Finding duplicates compagnies

Grayfox · January 28, 2020, 2:42pm

Hi everyone,

I am working on a list of compagnies and i need to check if there is duplicates compagnies in a table.

But it’s not easy to find thoose duplicated beacause there are compagnies written in different ways.
And the list is very long, so I need to optimize the process to find duplicates.

I have tried to use the worflows of duplicated adresses but it’s not working very well.

So, if someone can help me to built the worflow to find the duplicates.

Just for example, i give you names of compagnies to show you what it’s look like.

A-2-Z Solutions
A&B
A&G
a2i
A2Z Solutions
ABSolute
Absolute Magic
AC Exchange
AC&E
ACS
ACS Shop
Active
Active Data
C3 Development
C3I
EDP
EDS
Harvey
HarveyOpolis

Thank you for the helping

HansS · January 28, 2020, 3:01pm

Hi @Grayfox

Take a look at the String Similarity node.
Knipsel

gr.
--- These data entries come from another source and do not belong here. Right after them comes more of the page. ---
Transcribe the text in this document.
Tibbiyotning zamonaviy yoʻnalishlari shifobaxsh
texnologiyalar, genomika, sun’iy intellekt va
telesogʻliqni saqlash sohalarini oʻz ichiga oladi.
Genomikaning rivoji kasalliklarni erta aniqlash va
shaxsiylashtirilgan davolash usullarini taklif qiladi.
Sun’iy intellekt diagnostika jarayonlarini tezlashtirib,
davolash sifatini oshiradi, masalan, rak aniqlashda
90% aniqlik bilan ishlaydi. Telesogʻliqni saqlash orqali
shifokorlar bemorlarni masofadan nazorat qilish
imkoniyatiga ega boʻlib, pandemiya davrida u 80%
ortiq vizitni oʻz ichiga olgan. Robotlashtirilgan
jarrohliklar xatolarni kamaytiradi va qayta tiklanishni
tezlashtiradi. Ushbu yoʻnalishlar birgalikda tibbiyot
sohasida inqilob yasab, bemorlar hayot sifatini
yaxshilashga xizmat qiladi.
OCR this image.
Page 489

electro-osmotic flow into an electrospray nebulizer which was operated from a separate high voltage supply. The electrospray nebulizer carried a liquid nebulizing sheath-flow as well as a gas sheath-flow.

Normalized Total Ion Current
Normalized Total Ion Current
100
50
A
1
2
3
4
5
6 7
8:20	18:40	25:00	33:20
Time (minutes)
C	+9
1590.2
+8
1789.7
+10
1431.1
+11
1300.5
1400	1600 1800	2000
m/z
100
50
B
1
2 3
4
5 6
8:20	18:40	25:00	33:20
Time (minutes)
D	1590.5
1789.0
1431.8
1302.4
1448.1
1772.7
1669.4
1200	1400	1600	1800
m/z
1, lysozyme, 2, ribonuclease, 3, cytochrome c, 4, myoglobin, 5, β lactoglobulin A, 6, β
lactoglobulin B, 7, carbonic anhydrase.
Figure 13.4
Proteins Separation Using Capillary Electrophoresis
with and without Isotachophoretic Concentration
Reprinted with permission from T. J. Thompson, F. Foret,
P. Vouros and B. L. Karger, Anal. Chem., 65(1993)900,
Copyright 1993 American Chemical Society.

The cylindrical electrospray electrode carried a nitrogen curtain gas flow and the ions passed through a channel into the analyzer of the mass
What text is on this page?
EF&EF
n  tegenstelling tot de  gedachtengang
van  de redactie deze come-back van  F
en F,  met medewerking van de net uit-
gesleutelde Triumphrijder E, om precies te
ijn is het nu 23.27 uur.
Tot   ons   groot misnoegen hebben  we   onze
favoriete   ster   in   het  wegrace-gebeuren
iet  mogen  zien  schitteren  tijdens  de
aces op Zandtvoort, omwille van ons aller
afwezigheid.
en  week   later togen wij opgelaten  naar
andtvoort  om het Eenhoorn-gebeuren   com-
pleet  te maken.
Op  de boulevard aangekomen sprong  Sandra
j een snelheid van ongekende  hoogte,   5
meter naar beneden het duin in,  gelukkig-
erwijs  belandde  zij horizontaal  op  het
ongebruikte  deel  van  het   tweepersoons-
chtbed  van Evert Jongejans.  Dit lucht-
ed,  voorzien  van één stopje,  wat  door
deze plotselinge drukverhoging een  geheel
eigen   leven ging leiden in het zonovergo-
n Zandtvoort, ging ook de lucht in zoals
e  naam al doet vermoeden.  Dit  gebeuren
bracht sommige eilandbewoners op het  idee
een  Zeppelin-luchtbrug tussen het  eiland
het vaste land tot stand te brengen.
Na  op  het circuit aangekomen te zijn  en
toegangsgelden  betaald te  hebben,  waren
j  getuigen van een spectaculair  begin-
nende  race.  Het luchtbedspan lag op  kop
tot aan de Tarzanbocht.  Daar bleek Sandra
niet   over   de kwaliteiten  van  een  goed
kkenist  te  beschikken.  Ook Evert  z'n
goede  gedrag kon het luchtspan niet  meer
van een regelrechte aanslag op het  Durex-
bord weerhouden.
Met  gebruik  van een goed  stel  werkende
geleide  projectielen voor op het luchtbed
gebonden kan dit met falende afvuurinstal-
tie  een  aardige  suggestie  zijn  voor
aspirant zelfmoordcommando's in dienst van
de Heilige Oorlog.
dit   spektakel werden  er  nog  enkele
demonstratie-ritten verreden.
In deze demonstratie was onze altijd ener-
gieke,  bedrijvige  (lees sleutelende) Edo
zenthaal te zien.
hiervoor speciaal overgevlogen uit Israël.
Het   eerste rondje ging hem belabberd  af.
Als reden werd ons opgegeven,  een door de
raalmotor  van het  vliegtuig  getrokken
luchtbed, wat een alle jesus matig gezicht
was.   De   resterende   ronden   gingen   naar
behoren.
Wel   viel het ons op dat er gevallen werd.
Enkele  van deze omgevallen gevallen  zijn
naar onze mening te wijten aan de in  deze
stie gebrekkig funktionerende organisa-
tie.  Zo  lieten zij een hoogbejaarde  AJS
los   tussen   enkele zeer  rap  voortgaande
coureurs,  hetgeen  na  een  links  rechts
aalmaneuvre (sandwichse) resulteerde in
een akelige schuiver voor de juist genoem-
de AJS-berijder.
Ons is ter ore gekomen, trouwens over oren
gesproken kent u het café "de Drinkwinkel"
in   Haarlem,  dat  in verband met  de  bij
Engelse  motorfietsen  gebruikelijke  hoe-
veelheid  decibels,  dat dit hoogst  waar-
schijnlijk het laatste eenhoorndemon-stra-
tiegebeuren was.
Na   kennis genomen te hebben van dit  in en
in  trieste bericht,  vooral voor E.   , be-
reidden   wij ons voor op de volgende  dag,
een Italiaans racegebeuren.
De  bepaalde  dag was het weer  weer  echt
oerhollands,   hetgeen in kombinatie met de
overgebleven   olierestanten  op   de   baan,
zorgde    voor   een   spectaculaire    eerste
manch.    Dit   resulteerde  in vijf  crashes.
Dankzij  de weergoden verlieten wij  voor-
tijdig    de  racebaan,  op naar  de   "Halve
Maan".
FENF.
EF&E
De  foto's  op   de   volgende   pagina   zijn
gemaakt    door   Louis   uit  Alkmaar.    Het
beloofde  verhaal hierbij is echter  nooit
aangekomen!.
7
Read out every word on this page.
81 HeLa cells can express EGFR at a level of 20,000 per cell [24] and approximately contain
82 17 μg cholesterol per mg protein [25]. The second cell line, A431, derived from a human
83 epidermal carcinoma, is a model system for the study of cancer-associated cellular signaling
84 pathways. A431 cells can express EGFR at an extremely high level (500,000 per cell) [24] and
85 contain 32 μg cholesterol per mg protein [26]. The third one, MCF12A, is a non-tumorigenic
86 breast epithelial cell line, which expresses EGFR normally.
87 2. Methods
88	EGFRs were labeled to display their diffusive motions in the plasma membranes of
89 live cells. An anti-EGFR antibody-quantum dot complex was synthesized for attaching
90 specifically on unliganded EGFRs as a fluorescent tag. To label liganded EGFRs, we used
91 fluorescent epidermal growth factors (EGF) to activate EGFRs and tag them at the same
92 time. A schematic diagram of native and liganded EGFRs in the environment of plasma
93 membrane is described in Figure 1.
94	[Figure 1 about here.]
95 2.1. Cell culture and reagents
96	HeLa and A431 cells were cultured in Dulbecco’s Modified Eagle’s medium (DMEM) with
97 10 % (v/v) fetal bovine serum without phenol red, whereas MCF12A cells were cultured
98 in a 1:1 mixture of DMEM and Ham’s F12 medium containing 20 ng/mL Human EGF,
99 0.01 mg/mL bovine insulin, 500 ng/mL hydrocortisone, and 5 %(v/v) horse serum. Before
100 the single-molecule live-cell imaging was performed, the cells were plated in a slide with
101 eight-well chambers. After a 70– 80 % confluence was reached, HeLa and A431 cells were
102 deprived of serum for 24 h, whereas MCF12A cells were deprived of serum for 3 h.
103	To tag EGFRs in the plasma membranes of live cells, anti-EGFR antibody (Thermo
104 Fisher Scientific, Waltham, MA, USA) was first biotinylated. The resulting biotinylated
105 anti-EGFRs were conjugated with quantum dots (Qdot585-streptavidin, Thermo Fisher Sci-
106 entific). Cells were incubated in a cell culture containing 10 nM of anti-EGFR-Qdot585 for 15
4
Hans

Rich_ard · January 28, 2020, 7:11pm

Hi Grayfox,

I had exactly the same requirement and, after trying various options, found the best solution (although it took me a while to work out how to configure it to fit my data structure) to be this example workflow:

Index and query addresses – wiswedel

Adapting this workflow helped me to identify a bunch of duplicate organisation records, albeit with some false positives, that it would have been hard and time-consuming to identify manually. If you combine this workflow with the xls formatting nodes, you can export the results into a nicely-formatted Excel sheet that groups potential duplicates into colour-coded blocks. Unfortunately I can’t share my workflow as it contains confidential data, but here’s an edited and non-confidential extract of the output.

Hope this is of some use,

R

mlauber71 · January 29, 2020, 5:06am

In addition to the workflow mentioned by @HansS and @Rich_ard (one created by @wiswedel ) you could check out these entries about the concept of

Fingerprinting

Compare strings and adresses

system · July 29, 2020, 5:06pm

This topic was automatically closed 182 days after the last reply. New replies are no longer allowed.